Attenzione puntata sull’IPC USA, la BoE alzerà i tassi

Scritto il alle 13:33 da [email protected]

Oltre al voto sulla proposta di salvataggio greco al Bundestag, i partecipanti al mercato oggi guarderanno anche agli Stati Uniti dove, nel pomeriggio, saranno pubblicati i dati sui prezzi al consumo di giugno. Il prezzo pagato dai consumatori per un paniere di beni di consumo e servizi dovrebbe essere cresciuto dello 0,1% su base annua e dello 0,3% rispetto a maggio. Se consideriamo il dato al netto delle componenti volatili, come i prezzi di generi alimentari ed energia, a giugno l’inflazione è prevista in crescita dell’1,8% a/a rispetto all’1,7% della lettura precedente. Ciò significa che l’IPC primario si sta avvicinando all’obiettivo del 2% fissato dalla Fed, sviluppo che fa crescere la fiducia degli investitori nell’avvio del ciclo restrittivo a settembre. Tuttavia, il dato riferito all’inflazione preferito dalla Fed è ancora lontano dall’obiettivo del 2%. La spesa per i consumi personali (PCE) a maggio è cresciuta solo dello 0,2% a/a e nello stesso periodo il deflatore PCE si è attestato all’1,2% a/a.

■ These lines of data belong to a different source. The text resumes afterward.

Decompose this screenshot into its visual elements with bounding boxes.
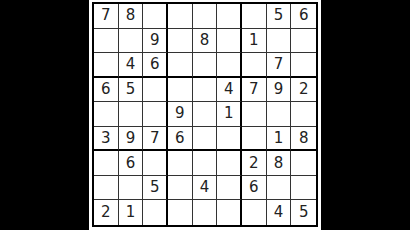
cell-r8c3[interactable]: 5 xyxy=(143,176,168,201)
cell-r8c9[interactable] xyxy=(291,176,316,201)
cell-r8c5[interactable]: 4 xyxy=(193,176,218,201)
cell-r4c2[interactable]: 5 xyxy=(119,78,144,103)
cell-r9c9[interactable]: 5 xyxy=(291,200,316,225)
cell-r1c7[interactable] xyxy=(242,4,267,29)
cell-r9c5[interactable] xyxy=(193,200,218,225)
cell-r2c5[interactable]: 8 xyxy=(193,29,218,54)
cell-r9c4[interactable] xyxy=(168,200,193,225)
cell-r4c3[interactable] xyxy=(143,78,168,103)
cell-r3c7[interactable] xyxy=(242,53,267,78)
cell-r3c2[interactable]: 4 xyxy=(119,53,144,78)
cell-r2c8[interactable] xyxy=(267,29,292,54)
cell-r5c4[interactable]: 9 xyxy=(168,102,193,127)
cell-r3c4[interactable] xyxy=(168,53,193,78)
cell-r2c7[interactable]: 1 xyxy=(242,29,267,54)
cell-r6c1[interactable]: 3 xyxy=(94,127,119,152)
letterbox-right xyxy=(321,0,410,230)
cell-r2c9[interactable] xyxy=(291,29,316,54)
cell-r3c8[interactable]: 7 xyxy=(267,53,292,78)
cell-r1c1[interactable]: 7 xyxy=(94,4,119,29)
letterbox-left xyxy=(0,0,89,230)
cell-r7c6[interactable] xyxy=(217,151,242,176)
video-frame: 7856981467654792913976186285462145 xyxy=(0,0,410,230)
cell-r9c6[interactable] xyxy=(217,200,242,225)
cell-r3c3[interactable]: 6 xyxy=(143,53,168,78)
puzzle-image-area: 7856981467654792913976186285462145 xyxy=(89,0,321,230)
cell-r5c7[interactable] xyxy=(242,102,267,127)
cell-r6c5[interactable] xyxy=(193,127,218,152)
cell-r4c8[interactable]: 9 xyxy=(267,78,292,103)
cell-r3c6[interactable] xyxy=(217,53,242,78)
cell-r2c6[interactable] xyxy=(217,29,242,54)
cell-r3c5[interactable] xyxy=(193,53,218,78)
cell-r8c2[interactable] xyxy=(119,176,144,201)
cell-r8c8[interactable] xyxy=(267,176,292,201)
cell-r2c2[interactable] xyxy=(119,29,144,54)
cell-r5c2[interactable] xyxy=(119,102,144,127)
cell-r4c6[interactable]: 4 xyxy=(217,78,242,103)
cell-r5c3[interactable] xyxy=(143,102,168,127)
cell-r3c9[interactable] xyxy=(291,53,316,78)
cell-r8c6[interactable] xyxy=(217,176,242,201)
cell-r3c1[interactable] xyxy=(94,53,119,78)
cell-r6c3[interactable]: 7 xyxy=(143,127,168,152)
cell-r1c2[interactable]: 8 xyxy=(119,4,144,29)
cell-r7c4[interactable] xyxy=(168,151,193,176)
cell-r1c4[interactable] xyxy=(168,4,193,29)
cell-r1c5[interactable] xyxy=(193,4,218,29)
cell-r6c7[interactable] xyxy=(242,127,267,152)
cell-r5c5[interactable] xyxy=(193,102,218,127)
cell-r9c8[interactable]: 4 xyxy=(267,200,292,225)
cell-r9c3[interactable] xyxy=(143,200,168,225)
cell-r9c7[interactable] xyxy=(242,200,267,225)
cell-r5c8[interactable] xyxy=(267,102,292,127)
cell-r1c8[interactable]: 5 xyxy=(267,4,292,29)
cell-r5c6[interactable]: 1 xyxy=(217,102,242,127)
cell-r4c9[interactable]: 2 xyxy=(291,78,316,103)
cell-r7c2[interactable]: 6 xyxy=(119,151,144,176)
cell-r8c7[interactable]: 6 xyxy=(242,176,267,201)
cell-r9c1[interactable]: 2 xyxy=(94,200,119,225)
cell-r7c8[interactable]: 8 xyxy=(267,151,292,176)
cell-r6c2[interactable]: 9 xyxy=(119,127,144,152)
cell-r2c4[interactable] xyxy=(168,29,193,54)
sudoku-board: 7856981467654792913976186285462145 xyxy=(92,2,318,227)
cell-r5c9[interactable] xyxy=(291,102,316,127)
cell-r7c1[interactable] xyxy=(94,151,119,176)
cell-r1c9[interactable]: 6 xyxy=(291,4,316,29)
cell-r6c8[interactable]: 1 xyxy=(267,127,292,152)
cell-r4c1[interactable]: 6 xyxy=(94,78,119,103)
cell-r4c5[interactable] xyxy=(193,78,218,103)
cell-r1c3[interactable] xyxy=(143,4,168,29)
cell-r5c1[interactable] xyxy=(94,102,119,127)
cell-r7c5[interactable] xyxy=(193,151,218,176)
cell-r7c7[interactable]: 2 xyxy=(242,151,267,176)
cell-r2c3[interactable]: 9 xyxy=(143,29,168,54)
cell-r9c2[interactable]: 1 xyxy=(119,200,144,225)
cell-r2c1[interactable] xyxy=(94,29,119,54)
cell-r7c9[interactable] xyxy=(291,151,316,176)
cell-r4c4[interactable] xyxy=(168,78,193,103)
cell-r6c9[interactable]: 8 xyxy=(291,127,316,152)
cell-r6c6[interactable] xyxy=(217,127,242,152)
cell-r8c4[interactable] xyxy=(168,176,193,201)
cell-r7c3[interactable] xyxy=(143,151,168,176)
cell-r4c7[interactable]: 7 xyxy=(242,78,267,103)
cell-r8c1[interactable] xyxy=(94,176,119,201)
cell-r6c4[interactable]: 6 xyxy=(168,127,193,152)
cell-r1c6[interactable] xyxy=(217,4,242,29)
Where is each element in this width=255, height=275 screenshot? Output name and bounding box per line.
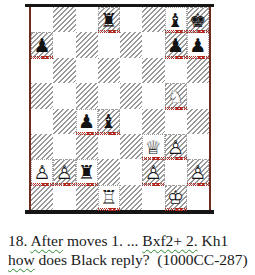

Nel complesso, per il mese di giugno i mercati prevedono solo un esiguo rialzo dell’inflazione e, anche se il dato sull’inflazione primaria dovesse superare le previsioni, non sarà di grande supporto a un rialzo del tasso a settembre; dovremo, infatti, aspettare fino al 3 agosto per avere il PCE riferito a giugno. In vista della pubblicazione dell’IPC, l’EUR/USD si sta muovendo lateralmente, sotto la soglia a quota 1,09. Una cifra superiore alle attese darà nuovi impulsi e consentirà all’EUR/USD di sfidare il forte supporto a quota 1,0821 (minimo precedente); in caso di violazione, quello successivo giace a 1,0819 (minimo 27 maggio).

La BoE si prepara ad alzare i tassi (di Yann Quelenn)

Ieri, in un discorso alla Lincoln Cathedral, il governatore della Banca d’Inghilterra (BoE) Mark Carney ha dichiarato che probabilmente a fine anno saliranno i tassi d’interesse. Ha poi aggiunto che “l’era dei tassi bassi sui mutui sta per finire”. Tuttavia, nel tentativo di minimizzare questa osservazione, ha detto che i rialzi dei tassi dureranno almeno tre anni e che probabilmente saliranno a un livello pari alla metà della media storica del 4,5%.

La BoE si trova ad affrontare risparmiatori e investitori britannici che vogliono rendimenti migliori. Tuttavia, un rialzo del tasso a fine anno probabilmente raffredderebbe il mercato immobiliare. Nell’ultimo anno, c’è stato già un calo della crescita dei prezzi delle abitazioni nel Regno Unito. Ciò nonostante, i prezzi delle case sono su livelli molto elevati. Le famiglie indebitate corrono i rischi più grandi, perché dovranno pagare di più per i mutui. Inoltre, ciò farà contrarre la spesa dei consumatori, andando a pesare sul PIL del Regno Unito.

Ecco perché manteniamo un certo scetticismo rispetto a queste dichiarazioni. Vale la pena ricordare che l’inflazione resterà debole a causa del persistere dei prezzi bassi del petrolio. Carney ha aggiunto che i dati del prossimo trimestre saranno importanti nella decisione sul rialzo del tasso di fine anno. Ha fatto notare che sarà necessaria una crescita del PIL pari allo 0,6% t/t. Per il momento, la crescita del PIL del primo trimestre si attesta allo 0,3%. La coppia GBP/USD viene scambiata intorno a 1,5660 e dovrebbe apprezzarsi ulteriormente considerando la riluttanza della Fed, che si mantiene neutrale rispetto al futuro rialzo del tasso.